On Wed, Jul 1, 2009 at 3:43 AM, Roger Heflin<rogerheflin@xxxxxxxxx> wrote:
> Molinero wrote:
>>
>> Hi all
>>
>> I've lost quite a lot of data on my /home raid partition and I'm wondering
>> what exactly I did to make it happen. I'd like to know so something
>> similar
>> won't happen in the future.
>>
>> I'm pretty much a raid newbie. I setup raid1 on my home server and I'm
>> guessing that something like this happened.
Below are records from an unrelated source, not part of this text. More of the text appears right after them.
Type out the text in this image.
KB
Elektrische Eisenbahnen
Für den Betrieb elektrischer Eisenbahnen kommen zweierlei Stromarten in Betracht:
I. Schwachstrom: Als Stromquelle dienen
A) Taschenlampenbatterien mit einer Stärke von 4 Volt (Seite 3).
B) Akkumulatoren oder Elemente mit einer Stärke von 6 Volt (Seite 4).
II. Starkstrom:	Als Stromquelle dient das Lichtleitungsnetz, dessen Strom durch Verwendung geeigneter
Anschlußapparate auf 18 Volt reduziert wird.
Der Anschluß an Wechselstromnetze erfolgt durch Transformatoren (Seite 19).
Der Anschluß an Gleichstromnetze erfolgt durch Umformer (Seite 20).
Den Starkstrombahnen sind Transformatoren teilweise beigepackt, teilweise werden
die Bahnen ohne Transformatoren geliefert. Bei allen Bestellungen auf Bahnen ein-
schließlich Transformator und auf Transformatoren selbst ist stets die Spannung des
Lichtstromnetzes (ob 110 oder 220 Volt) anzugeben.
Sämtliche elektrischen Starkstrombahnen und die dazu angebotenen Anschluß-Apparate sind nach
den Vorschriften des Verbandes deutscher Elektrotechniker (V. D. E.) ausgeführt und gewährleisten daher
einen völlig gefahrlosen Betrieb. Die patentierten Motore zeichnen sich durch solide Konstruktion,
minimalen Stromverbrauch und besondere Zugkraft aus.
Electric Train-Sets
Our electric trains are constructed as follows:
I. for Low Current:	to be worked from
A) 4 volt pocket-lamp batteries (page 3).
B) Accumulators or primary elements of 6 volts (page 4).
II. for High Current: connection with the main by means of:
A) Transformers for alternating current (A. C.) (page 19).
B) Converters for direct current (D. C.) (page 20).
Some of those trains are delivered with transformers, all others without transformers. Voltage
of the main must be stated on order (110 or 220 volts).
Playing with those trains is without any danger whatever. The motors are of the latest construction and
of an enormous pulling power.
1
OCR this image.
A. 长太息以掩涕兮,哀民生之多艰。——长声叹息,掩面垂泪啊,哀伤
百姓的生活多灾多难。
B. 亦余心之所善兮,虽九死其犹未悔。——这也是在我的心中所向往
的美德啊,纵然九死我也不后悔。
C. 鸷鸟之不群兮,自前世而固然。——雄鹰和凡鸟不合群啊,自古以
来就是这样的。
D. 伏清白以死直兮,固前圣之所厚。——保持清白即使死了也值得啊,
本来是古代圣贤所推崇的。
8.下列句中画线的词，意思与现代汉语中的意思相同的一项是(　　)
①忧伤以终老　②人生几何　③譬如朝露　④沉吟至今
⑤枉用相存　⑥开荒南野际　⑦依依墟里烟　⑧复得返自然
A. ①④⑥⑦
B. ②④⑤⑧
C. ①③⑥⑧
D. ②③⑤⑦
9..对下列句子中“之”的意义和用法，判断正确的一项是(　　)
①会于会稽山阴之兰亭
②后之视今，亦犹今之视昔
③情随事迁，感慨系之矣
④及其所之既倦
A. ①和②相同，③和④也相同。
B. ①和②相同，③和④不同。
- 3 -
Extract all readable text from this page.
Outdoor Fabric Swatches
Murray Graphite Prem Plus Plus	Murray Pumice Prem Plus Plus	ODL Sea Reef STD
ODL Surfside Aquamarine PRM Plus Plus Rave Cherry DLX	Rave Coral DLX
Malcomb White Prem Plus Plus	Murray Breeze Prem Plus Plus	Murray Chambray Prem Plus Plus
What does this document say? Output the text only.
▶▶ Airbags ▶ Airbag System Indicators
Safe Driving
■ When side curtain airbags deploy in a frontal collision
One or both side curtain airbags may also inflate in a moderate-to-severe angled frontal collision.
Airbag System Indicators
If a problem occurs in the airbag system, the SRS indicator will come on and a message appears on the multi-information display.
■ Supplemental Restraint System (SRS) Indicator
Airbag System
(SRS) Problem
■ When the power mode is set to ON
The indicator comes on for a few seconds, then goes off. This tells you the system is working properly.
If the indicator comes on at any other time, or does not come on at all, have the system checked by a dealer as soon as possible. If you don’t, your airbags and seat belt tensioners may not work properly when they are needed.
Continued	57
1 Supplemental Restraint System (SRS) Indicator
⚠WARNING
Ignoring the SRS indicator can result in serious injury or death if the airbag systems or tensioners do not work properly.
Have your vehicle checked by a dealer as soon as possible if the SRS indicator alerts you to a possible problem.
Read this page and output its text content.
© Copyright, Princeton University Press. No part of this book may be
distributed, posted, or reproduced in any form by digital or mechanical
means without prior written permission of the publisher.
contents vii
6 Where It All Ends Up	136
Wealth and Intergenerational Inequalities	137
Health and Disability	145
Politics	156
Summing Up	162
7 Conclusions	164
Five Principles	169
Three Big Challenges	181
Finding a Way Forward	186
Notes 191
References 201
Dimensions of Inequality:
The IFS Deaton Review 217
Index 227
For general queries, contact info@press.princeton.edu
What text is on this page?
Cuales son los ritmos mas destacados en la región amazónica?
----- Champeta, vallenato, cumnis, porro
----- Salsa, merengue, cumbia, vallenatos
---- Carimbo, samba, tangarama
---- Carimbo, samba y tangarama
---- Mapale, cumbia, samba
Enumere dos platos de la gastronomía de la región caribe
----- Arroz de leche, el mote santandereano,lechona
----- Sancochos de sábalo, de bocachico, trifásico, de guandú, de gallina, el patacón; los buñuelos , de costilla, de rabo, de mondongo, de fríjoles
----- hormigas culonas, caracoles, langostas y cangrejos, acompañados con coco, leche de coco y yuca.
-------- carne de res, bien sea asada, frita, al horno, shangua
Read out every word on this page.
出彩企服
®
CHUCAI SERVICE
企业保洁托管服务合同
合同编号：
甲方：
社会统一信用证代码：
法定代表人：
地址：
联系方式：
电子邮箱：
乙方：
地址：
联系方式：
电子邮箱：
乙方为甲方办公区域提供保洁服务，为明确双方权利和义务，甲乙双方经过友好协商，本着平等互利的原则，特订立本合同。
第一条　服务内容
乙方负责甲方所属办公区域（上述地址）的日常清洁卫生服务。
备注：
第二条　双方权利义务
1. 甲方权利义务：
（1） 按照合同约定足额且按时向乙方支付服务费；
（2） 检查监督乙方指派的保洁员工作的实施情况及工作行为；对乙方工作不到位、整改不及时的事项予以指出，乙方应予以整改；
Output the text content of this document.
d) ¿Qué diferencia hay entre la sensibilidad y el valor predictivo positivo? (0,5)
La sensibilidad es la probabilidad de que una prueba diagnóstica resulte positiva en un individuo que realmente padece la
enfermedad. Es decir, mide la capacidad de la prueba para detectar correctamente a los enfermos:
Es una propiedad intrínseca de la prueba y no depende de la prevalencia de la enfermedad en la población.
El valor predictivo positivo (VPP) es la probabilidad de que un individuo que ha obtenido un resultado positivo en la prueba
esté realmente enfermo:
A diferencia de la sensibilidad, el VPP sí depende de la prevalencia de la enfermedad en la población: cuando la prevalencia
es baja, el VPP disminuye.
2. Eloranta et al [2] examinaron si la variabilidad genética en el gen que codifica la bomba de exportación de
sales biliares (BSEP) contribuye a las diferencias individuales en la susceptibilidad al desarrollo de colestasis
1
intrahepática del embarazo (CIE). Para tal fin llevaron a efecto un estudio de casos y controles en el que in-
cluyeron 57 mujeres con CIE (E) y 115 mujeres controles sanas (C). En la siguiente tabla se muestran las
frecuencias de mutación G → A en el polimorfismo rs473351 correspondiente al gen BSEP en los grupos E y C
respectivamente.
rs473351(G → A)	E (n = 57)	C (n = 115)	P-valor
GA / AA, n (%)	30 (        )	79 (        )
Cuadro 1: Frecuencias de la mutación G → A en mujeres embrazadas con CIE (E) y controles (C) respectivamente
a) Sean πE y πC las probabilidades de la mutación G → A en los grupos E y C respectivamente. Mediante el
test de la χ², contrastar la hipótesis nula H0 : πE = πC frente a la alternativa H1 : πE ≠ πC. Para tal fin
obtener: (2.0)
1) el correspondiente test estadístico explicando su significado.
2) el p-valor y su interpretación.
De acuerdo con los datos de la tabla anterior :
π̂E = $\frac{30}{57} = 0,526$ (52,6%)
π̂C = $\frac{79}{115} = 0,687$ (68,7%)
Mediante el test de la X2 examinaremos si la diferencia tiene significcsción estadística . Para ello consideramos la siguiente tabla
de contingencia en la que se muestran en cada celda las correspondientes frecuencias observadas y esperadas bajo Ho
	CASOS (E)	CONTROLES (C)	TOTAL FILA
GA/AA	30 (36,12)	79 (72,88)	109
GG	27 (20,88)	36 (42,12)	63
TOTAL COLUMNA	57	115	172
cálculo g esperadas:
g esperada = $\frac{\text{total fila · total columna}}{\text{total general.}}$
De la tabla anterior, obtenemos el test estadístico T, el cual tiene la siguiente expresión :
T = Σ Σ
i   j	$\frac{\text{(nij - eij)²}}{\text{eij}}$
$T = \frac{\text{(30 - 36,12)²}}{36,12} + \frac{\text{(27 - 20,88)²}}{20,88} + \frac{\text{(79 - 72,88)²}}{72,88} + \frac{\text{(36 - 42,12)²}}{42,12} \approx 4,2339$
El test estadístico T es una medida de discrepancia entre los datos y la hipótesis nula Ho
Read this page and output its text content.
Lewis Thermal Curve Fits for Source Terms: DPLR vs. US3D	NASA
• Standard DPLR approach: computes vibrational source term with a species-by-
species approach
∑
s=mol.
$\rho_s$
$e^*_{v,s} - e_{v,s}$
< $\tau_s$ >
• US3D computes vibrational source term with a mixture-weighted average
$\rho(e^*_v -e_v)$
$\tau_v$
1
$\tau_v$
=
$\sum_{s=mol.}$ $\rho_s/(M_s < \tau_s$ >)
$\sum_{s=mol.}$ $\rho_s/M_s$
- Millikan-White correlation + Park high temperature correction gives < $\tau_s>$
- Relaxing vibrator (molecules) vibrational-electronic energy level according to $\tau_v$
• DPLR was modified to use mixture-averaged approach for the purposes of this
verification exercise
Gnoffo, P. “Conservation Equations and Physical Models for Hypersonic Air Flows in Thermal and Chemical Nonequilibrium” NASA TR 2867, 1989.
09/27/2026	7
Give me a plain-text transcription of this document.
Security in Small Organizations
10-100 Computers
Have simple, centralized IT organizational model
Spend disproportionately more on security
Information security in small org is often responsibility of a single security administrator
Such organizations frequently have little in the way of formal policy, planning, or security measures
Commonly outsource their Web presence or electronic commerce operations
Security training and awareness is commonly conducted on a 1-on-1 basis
Please tell me if it's
>> possible.
>>
>> * Some time ago I did something to have one device fail which resulted md3
>> in having only 1 device.
>> * Time went by without me noticing (because I suck)
>> * An update broke my raid setup and gave me a kernel panic (because I
>> suck).
>> Didn't put the mdadm and raid hooks in mkinitcpio.conf
>> * Booted a live-cd, mounted the drives and chrooted back into the system
>> and
>> fixed the mkinitcpio.conf
>> * Rebooted and noticed that md3 was running with only 1 device
>> * Added sdb4 to md3 and it then read 1 device with 1 spare
>> * cat /proc/mdstat started to say "recovery"
>> * All data from approx. 1 year is gone
>>
>> I guessing that the old (not updated) device was set as "master" and the
>> data on the drive (containing newer data) was overwritten by data on the
>> old
>> device - is this plausible?
>
> If the old device was brought up as md3 and had dropped out months ago, the
> data would now be the data that existed when that disk dropped off.   And
> when a device drops out, there is no mark on that device marking it as bad
> since the typical reasons for the device dropping off are that it is not
> longer talking.    And sometimes mirrors are intentionally broken for
> various reasons to preserve a copy for one reason or another such as to be
> able to back out of a serious OS upgrade that did not go well quickly.
>
> If you added the current device as a spare it would have copied the data
> from the old device over the current device.
>
> That is one thing that would make 3+ disk raid5 a bit more resistant to
> this, with a dropped off disk you could not start the array with only the
> dropped device, and with all 3, 2 of the devices will know the 3rd was
> dropped at some time in the past, and with any 2 on of those devices would
> believe the other one was marked bad.